Mahi Mahi are a popular recreational game fish, but commercial catches are minor. They are found in most open tropical waters worldwide. In Australia they are caught by trolling in WA, NT, QLD and far northern NSW, often as bycatch of the Tuna fishery.

They are believed to be very fast growing and short-lived. They are caught mainly in summer and autumn due to water temperatures and migratory habits.

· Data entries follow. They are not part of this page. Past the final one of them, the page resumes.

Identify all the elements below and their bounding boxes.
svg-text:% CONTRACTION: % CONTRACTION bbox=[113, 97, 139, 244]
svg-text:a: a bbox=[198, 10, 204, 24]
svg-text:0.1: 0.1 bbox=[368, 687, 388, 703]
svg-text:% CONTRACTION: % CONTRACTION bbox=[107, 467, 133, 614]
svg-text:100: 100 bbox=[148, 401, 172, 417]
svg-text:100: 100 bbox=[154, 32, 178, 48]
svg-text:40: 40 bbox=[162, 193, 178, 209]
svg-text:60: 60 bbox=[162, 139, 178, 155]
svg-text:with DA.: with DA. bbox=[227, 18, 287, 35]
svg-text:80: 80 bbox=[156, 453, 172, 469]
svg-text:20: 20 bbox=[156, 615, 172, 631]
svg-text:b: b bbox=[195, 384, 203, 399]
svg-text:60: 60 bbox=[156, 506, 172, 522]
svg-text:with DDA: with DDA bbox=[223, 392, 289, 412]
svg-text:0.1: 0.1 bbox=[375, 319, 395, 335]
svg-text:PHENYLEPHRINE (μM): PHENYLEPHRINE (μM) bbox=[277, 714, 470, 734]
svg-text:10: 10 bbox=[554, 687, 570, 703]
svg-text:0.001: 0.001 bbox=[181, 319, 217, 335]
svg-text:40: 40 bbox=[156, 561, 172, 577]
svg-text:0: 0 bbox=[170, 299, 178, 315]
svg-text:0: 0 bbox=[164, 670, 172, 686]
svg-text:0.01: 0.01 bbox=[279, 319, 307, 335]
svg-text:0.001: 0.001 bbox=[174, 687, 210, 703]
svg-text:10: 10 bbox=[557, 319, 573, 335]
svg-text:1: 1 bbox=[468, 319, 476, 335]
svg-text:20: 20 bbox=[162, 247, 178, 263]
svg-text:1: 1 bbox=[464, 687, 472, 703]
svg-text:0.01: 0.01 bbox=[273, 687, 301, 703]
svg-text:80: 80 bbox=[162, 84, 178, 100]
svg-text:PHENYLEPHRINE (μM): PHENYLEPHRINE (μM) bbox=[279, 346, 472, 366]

Also known as Dolphinfish and Dorado.

Government Stock Assessment
Overfishing Biomass AMCS Listing Accreditations
Commonwealth
(Eastern Tuna & Billfish Fishery)
Sustainable Eat Less Mahi Mahi caught by Walker Seafoods Australia are certified sustainable by the MSC
NSW Undefined -
  What do these terms mean?

The Why & How of Sustainability

There are no formal stock assessments of Mahi Mahi, and no catch limits in the Eastern Tuna and Billfish Fishery (where it is considered a minor byproduct species). However, Mahi Mahi is generally thought to be a resilient and sustainable species as it is fast growing, has a short life-cycle, and is not subject to excessive fishing pressure. The AMCS listing is predominantly due to concerns about the bycatch associated with longline fisheries.

Preparation & Cooking:

MAHI MAHI are well regarded food fishes overseas, but are less well known in Australia except by fishermen.

They have firm, flavoursome flesh that make excellent steaks for grilling or BBQ'ing. The meat is also suitable for curries, keeping its shape well and holding up to strong flavours.

Darker meat has a stronger flavour than pale or white meat.

YELLOWTAIL KINGFISH is firm, meaty and flavoursome like Mahi Mahi, and can be grilled or BBQ'd as an alternative. Like Mahi Mahi it holds its shape well in wet preparations such as curries or casseroles.